Повисла еще одна пауза.
— Думаю, ты слишком остро реагируешь. Да, Энди был… расстроен — но он никогда мне не навредит.
Эван молча, сосчитала до пяти, прежде чем снова позволить себе заговорить.
— Милая, думаю, ты недооцениваешь «фактор Маркуса».
— Нет. У меня нет иллюзий, на что может быть способен этот человек.
И снова возникла мертвая тишина.
— Тогда я спрошу еще раз: почему ты так долго тянула, чтобы сообщить мне об этом?

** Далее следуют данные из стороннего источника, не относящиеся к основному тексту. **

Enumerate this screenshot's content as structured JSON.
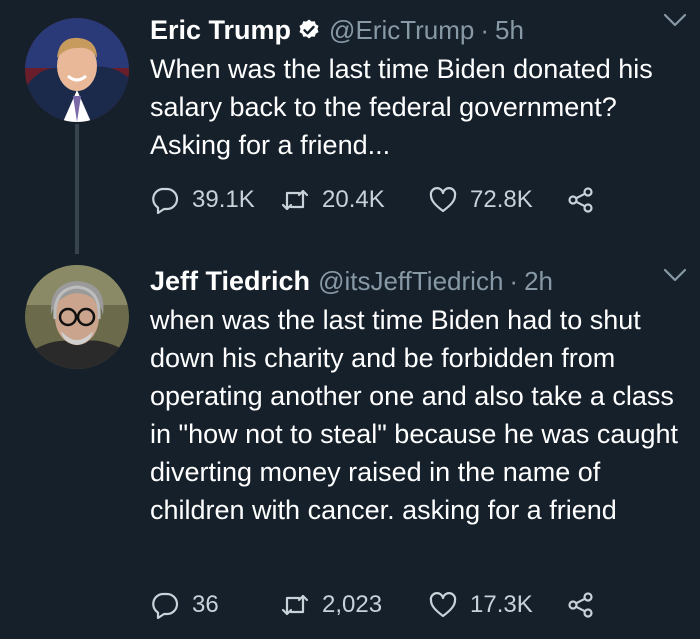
{
  "tweets": [
    {
      "name": "Eric Trump",
      "handle": "@EricTrump",
      "separator": "·",
      "time": "5h",
      "verified": true,
      "text": "When was the last time Biden donated his salary back to the federal government? Asking for a friend...",
      "replies": "39.1K",
      "retweets": "20.4K",
      "likes": "72.8K"
    },
    {
      "name": "Jeff Tiedrich",
      "handle": "@itsJeffTiedrich",
      "separator": "·",
      "time": "2h",
      "verified": false,
      "text": "when was the last time Biden had to shut down his charity and be forbidden from operating another one and also take a class in \"how not to steal\" because he was caught diverting money raised in the name of children with cancer. asking for a friend",
      "replies": "36",
      "retweets": "2,023",
      "likes": "17.3K"
    }
  ],
  "icons": {
    "verified": "verified-badge-icon",
    "caret": "chevron-down-icon",
    "reply": "reply-icon",
    "retweet": "retweet-icon",
    "like": "heart-icon",
    "share": "share-icon"
  },
  "colors": {
    "background": "#15202b",
    "secondary_text": "#8899a6",
    "thread_line": "#38444d"
  }
}
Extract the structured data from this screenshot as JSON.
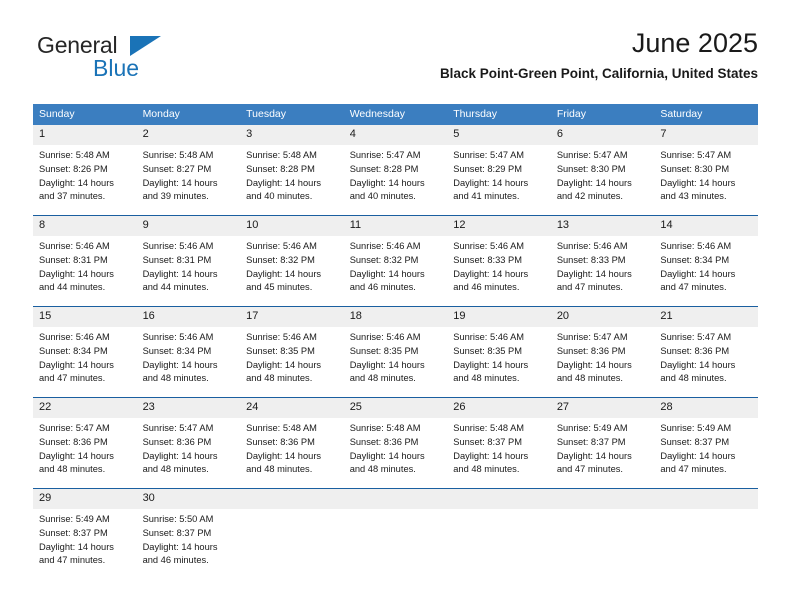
{
  "logo": {
    "word_one": "General",
    "word_two": "Blue",
    "triangle_icon": "blue-triangle-icon",
    "brand_color": "#1a73b7"
  },
  "header": {
    "title": "June 2025",
    "subtitle": "Black Point-Green Point, California, United States"
  },
  "theme": {
    "header_row_bg": "#3b7ec0",
    "week_separator": "#1a5fa0",
    "daynum_bg": "#efefef",
    "text": "#1a1a1a"
  },
  "calendar": {
    "weekday_headers": [
      "Sunday",
      "Monday",
      "Tuesday",
      "Wednesday",
      "Thursday",
      "Friday",
      "Saturday"
    ],
    "weeks": [
      [
        {
          "day": "1",
          "sunrise": "Sunrise: 5:48 AM",
          "sunset": "Sunset: 8:26 PM",
          "daylight_line1": "Daylight: 14 hours",
          "daylight_line2": "and 37 minutes."
        },
        {
          "day": "2",
          "sunrise": "Sunrise: 5:48 AM",
          "sunset": "Sunset: 8:27 PM",
          "daylight_line1": "Daylight: 14 hours",
          "daylight_line2": "and 39 minutes."
        },
        {
          "day": "3",
          "sunrise": "Sunrise: 5:48 AM",
          "sunset": "Sunset: 8:28 PM",
          "daylight_line1": "Daylight: 14 hours",
          "daylight_line2": "and 40 minutes."
        },
        {
          "day": "4",
          "sunrise": "Sunrise: 5:47 AM",
          "sunset": "Sunset: 8:28 PM",
          "daylight_line1": "Daylight: 14 hours",
          "daylight_line2": "and 40 minutes."
        },
        {
          "day": "5",
          "sunrise": "Sunrise: 5:47 AM",
          "sunset": "Sunset: 8:29 PM",
          "daylight_line1": "Daylight: 14 hours",
          "daylight_line2": "and 41 minutes."
        },
        {
          "day": "6",
          "sunrise": "Sunrise: 5:47 AM",
          "sunset": "Sunset: 8:30 PM",
          "daylight_line1": "Daylight: 14 hours",
          "daylight_line2": "and 42 minutes."
        },
        {
          "day": "7",
          "sunrise": "Sunrise: 5:47 AM",
          "sunset": "Sunset: 8:30 PM",
          "daylight_line1": "Daylight: 14 hours",
          "daylight_line2": "and 43 minutes."
        }
      ],
      [
        {
          "day": "8",
          "sunrise": "Sunrise: 5:46 AM",
          "sunset": "Sunset: 8:31 PM",
          "daylight_line1": "Daylight: 14 hours",
          "daylight_line2": "and 44 minutes."
        },
        {
          "day": "9",
          "sunrise": "Sunrise: 5:46 AM",
          "sunset": "Sunset: 8:31 PM",
          "daylight_line1": "Daylight: 14 hours",
          "daylight_line2": "and 44 minutes."
        },
        {
          "day": "10",
          "sunrise": "Sunrise: 5:46 AM",
          "sunset": "Sunset: 8:32 PM",
          "daylight_line1": "Daylight: 14 hours",
          "daylight_line2": "and 45 minutes."
        },
        {
          "day": "11",
          "sunrise": "Sunrise: 5:46 AM",
          "sunset": "Sunset: 8:32 PM",
          "daylight_line1": "Daylight: 14 hours",
          "daylight_line2": "and 46 minutes."
        },
        {
          "day": "12",
          "sunrise": "Sunrise: 5:46 AM",
          "sunset": "Sunset: 8:33 PM",
          "daylight_line1": "Daylight: 14 hours",
          "daylight_line2": "and 46 minutes."
        },
        {
          "day": "13",
          "sunrise": "Sunrise: 5:46 AM",
          "sunset": "Sunset: 8:33 PM",
          "daylight_line1": "Daylight: 14 hours",
          "daylight_line2": "and 47 minutes."
        },
        {
          "day": "14",
          "sunrise": "Sunrise: 5:46 AM",
          "sunset": "Sunset: 8:34 PM",
          "daylight_line1": "Daylight: 14 hours",
          "daylight_line2": "and 47 minutes."
        }
      ],
      [
        {
          "day": "15",
          "sunrise": "Sunrise: 5:46 AM",
          "sunset": "Sunset: 8:34 PM",
          "daylight_line1": "Daylight: 14 hours",
          "daylight_line2": "and 47 minutes."
        },
        {
          "day": "16",
          "sunrise": "Sunrise: 5:46 AM",
          "sunset": "Sunset: 8:34 PM",
          "daylight_line1": "Daylight: 14 hours",
          "daylight_line2": "and 48 minutes."
        },
        {
          "day": "17",
          "sunrise": "Sunrise: 5:46 AM",
          "sunset": "Sunset: 8:35 PM",
          "daylight_line1": "Daylight: 14 hours",
          "daylight_line2": "and 48 minutes."
        },
        {
          "day": "18",
          "sunrise": "Sunrise: 5:46 AM",
          "sunset": "Sunset: 8:35 PM",
          "daylight_line1": "Daylight: 14 hours",
          "daylight_line2": "and 48 minutes."
        },
        {
          "day": "19",
          "sunrise": "Sunrise: 5:46 AM",
          "sunset": "Sunset: 8:35 PM",
          "daylight_line1": "Daylight: 14 hours",
          "daylight_line2": "and 48 minutes."
        },
        {
          "day": "20",
          "sunrise": "Sunrise: 5:47 AM",
          "sunset": "Sunset: 8:36 PM",
          "daylight_line1": "Daylight: 14 hours",
          "daylight_line2": "and 48 minutes."
        },
        {
          "day": "21",
          "sunrise": "Sunrise: 5:47 AM",
          "sunset": "Sunset: 8:36 PM",
          "daylight_line1": "Daylight: 14 hours",
          "daylight_line2": "and 48 minutes."
        }
      ],
      [
        {
          "day": "22",
          "sunrise": "Sunrise: 5:47 AM",
          "sunset": "Sunset: 8:36 PM",
          "daylight_line1": "Daylight: 14 hours",
          "daylight_line2": "and 48 minutes."
        },
        {
          "day": "23",
          "sunrise": "Sunrise: 5:47 AM",
          "sunset": "Sunset: 8:36 PM",
          "daylight_line1": "Daylight: 14 hours",
          "daylight_line2": "and 48 minutes."
        },
        {
          "day": "24",
          "sunrise": "Sunrise: 5:48 AM",
          "sunset": "Sunset: 8:36 PM",
          "daylight_line1": "Daylight: 14 hours",
          "daylight_line2": "and 48 minutes."
        },
        {
          "day": "25",
          "sunrise": "Sunrise: 5:48 AM",
          "sunset": "Sunset: 8:36 PM",
          "daylight_line1": "Daylight: 14 hours",
          "daylight_line2": "and 48 minutes."
        },
        {
          "day": "26",
          "sunrise": "Sunrise: 5:48 AM",
          "sunset": "Sunset: 8:37 PM",
          "daylight_line1": "Daylight: 14 hours",
          "daylight_line2": "and 48 minutes."
        },
        {
          "day": "27",
          "sunrise": "Sunrise: 5:49 AM",
          "sunset": "Sunset: 8:37 PM",
          "daylight_line1": "Daylight: 14 hours",
          "daylight_line2": "and 47 minutes."
        },
        {
          "day": "28",
          "sunrise": "Sunrise: 5:49 AM",
          "sunset": "Sunset: 8:37 PM",
          "daylight_line1": "Daylight: 14 hours",
          "daylight_line2": "and 47 minutes."
        }
      ],
      [
        {
          "day": "29",
          "sunrise": "Sunrise: 5:49 AM",
          "sunset": "Sunset: 8:37 PM",
          "daylight_line1": "Daylight: 14 hours",
          "daylight_line2": "and 47 minutes."
        },
        {
          "day": "30",
          "sunrise": "Sunrise: 5:50 AM",
          "sunset": "Sunset: 8:37 PM",
          "daylight_line1": "Daylight: 14 hours",
          "daylight_line2": "and 46 minutes."
        },
        {
          "day": "",
          "sunrise": "",
          "sunset": "",
          "daylight_line1": "",
          "daylight_line2": ""
        },
        {
          "day": "",
          "sunrise": "",
          "sunset": "",
          "daylight_line1": "",
          "daylight_line2": ""
        },
        {
          "day": "",
          "sunrise": "",
          "sunset": "",
          "daylight_line1": "",
          "daylight_line2": ""
        },
        {
          "day": "",
          "sunrise": "",
          "sunset": "",
          "daylight_line1": "",
          "daylight_line2": ""
        },
        {
          "day": "",
          "sunrise": "",
          "sunset": "",
          "daylight_line1": "",
          "daylight_line2": ""
        }
      ]
    ]
  }
}
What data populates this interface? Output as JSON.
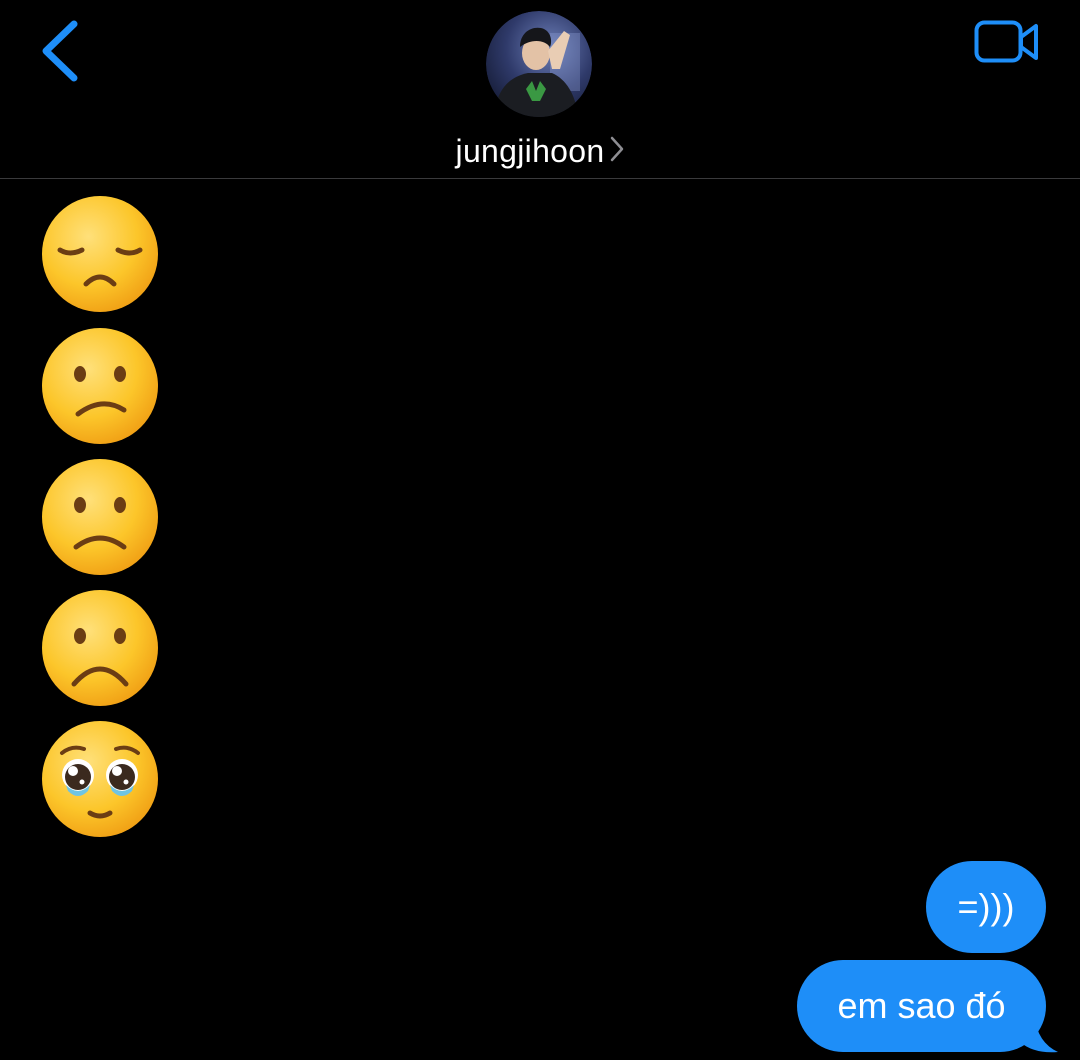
{
  "header": {
    "contact_name": "jungjihoon",
    "back_icon": "chevron-left-icon",
    "video_icon": "video-camera-icon",
    "name_chevron_icon": "chevron-right-icon",
    "accent_color": "#1e8ef8"
  },
  "messages": {
    "received": [
      {
        "type": "emoji",
        "icon": "disappointed-face-emoji"
      },
      {
        "type": "emoji",
        "icon": "confused-face-emoji"
      },
      {
        "type": "emoji",
        "icon": "slightly-frowning-face-emoji"
      },
      {
        "type": "emoji",
        "icon": "frowning-face-emoji"
      },
      {
        "type": "emoji",
        "icon": "pleading-face-emoji"
      }
    ],
    "sent": [
      {
        "text": "=)))"
      },
      {
        "text": "em sao đó"
      }
    ],
    "sent_bubble_color": "#1e8ef8"
  }
}
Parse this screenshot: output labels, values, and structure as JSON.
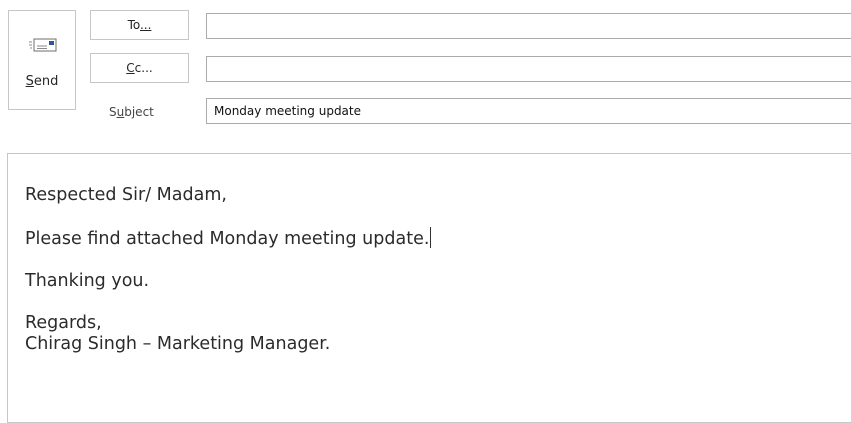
{
  "compose": {
    "send": {
      "label_prefix": "",
      "label_accesskey": "S",
      "label_rest": "end",
      "icon": "send-mail-icon"
    },
    "to": {
      "btn_prefix": "To",
      "btn_accesskey": "",
      "btn_suffix": "...",
      "value": ""
    },
    "cc": {
      "btn_accesskey": "C",
      "btn_rest": "c",
      "btn_suffix": "...",
      "value": ""
    },
    "subject": {
      "label_prefix": "S",
      "label_accesskey": "u",
      "label_rest": "bject",
      "value": "Monday meeting update"
    },
    "body": {
      "greeting": "Respected Sir/ Madam,",
      "line1": "Please find attached Monday meeting update.",
      "line2": "Thanking you.",
      "closing": "Regards,",
      "signature": "Chirag Singh – Marketing Manager."
    }
  },
  "colors": {
    "border": "#c6c6c6",
    "field_border": "#ababab",
    "icon_accent": "#2b579a"
  }
}
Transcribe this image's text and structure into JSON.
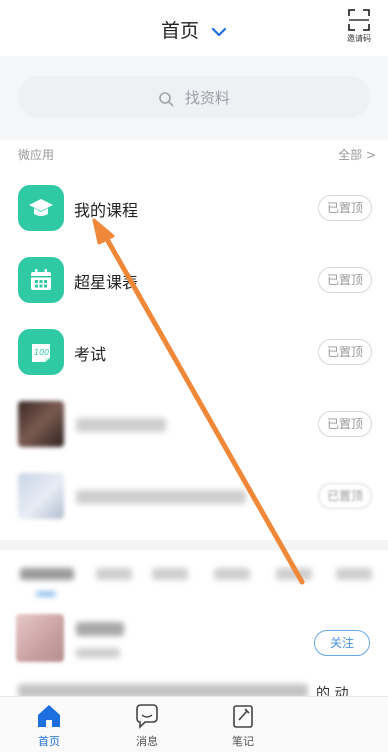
{
  "header": {
    "title": "首页",
    "scan_label": "邀请码"
  },
  "search": {
    "placeholder": "找资料"
  },
  "section": {
    "title": "微应用",
    "all_label": "全部 >"
  },
  "apps": [
    {
      "label": "我的课程",
      "pin_label": "已置顶",
      "icon": "graduation-cap-icon"
    },
    {
      "label": "超星课表",
      "pin_label": "已置顶",
      "icon": "calendar-icon"
    },
    {
      "label": "考试",
      "pin_label": "已置顶",
      "icon": "exam-100-icon"
    },
    {
      "label": "",
      "pin_label": "已置顶",
      "icon": "blurred-thumbnail"
    },
    {
      "label": "",
      "pin_label": "已置顶",
      "icon": "blurred-thumbnail"
    }
  ],
  "feed": {
    "follow_label": "关注",
    "trail_text": "的 动"
  },
  "tabbar": [
    {
      "label": "首页",
      "icon": "home-icon",
      "active": true
    },
    {
      "label": "消息",
      "icon": "chat-bubble-icon",
      "active": false
    },
    {
      "label": "笔记",
      "icon": "note-icon",
      "active": false
    }
  ],
  "colors": {
    "accent": "#1d6fe0",
    "app_tile": "#2fc9a4",
    "annotation_arrow": "#f0883a"
  }
}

— Я рассказываю тебе сейчас.
— Двадцать четыре часа спустя?
— Эван…
— Я серьезно, Джулия. Один день может быть целой жизнью, когда ты имеешь дело с таким мешком дерьма, как Маркус.
— Я даже не знаю, как реагировать на подобный комментарий.
— Ну, я тоже не знаю — и вот почему нам надо использовать каждую секунду.
Джулия выдохнула.
— Хорошо. И что ты думаешь, нам нужно делать?
Эван немного расслабилась. По крайней мере, она сказала — мы. Это должно было быть хорошим знаком.
— Дай мне тут кое-что подготовить — и я тебе перезвоню. Она подумала еще. — Где ты проведешь остаток дня?
— Собираюсь поехать в офис на несколько часов — если ты вспомнишь, я не слишком много поработала в пятницу.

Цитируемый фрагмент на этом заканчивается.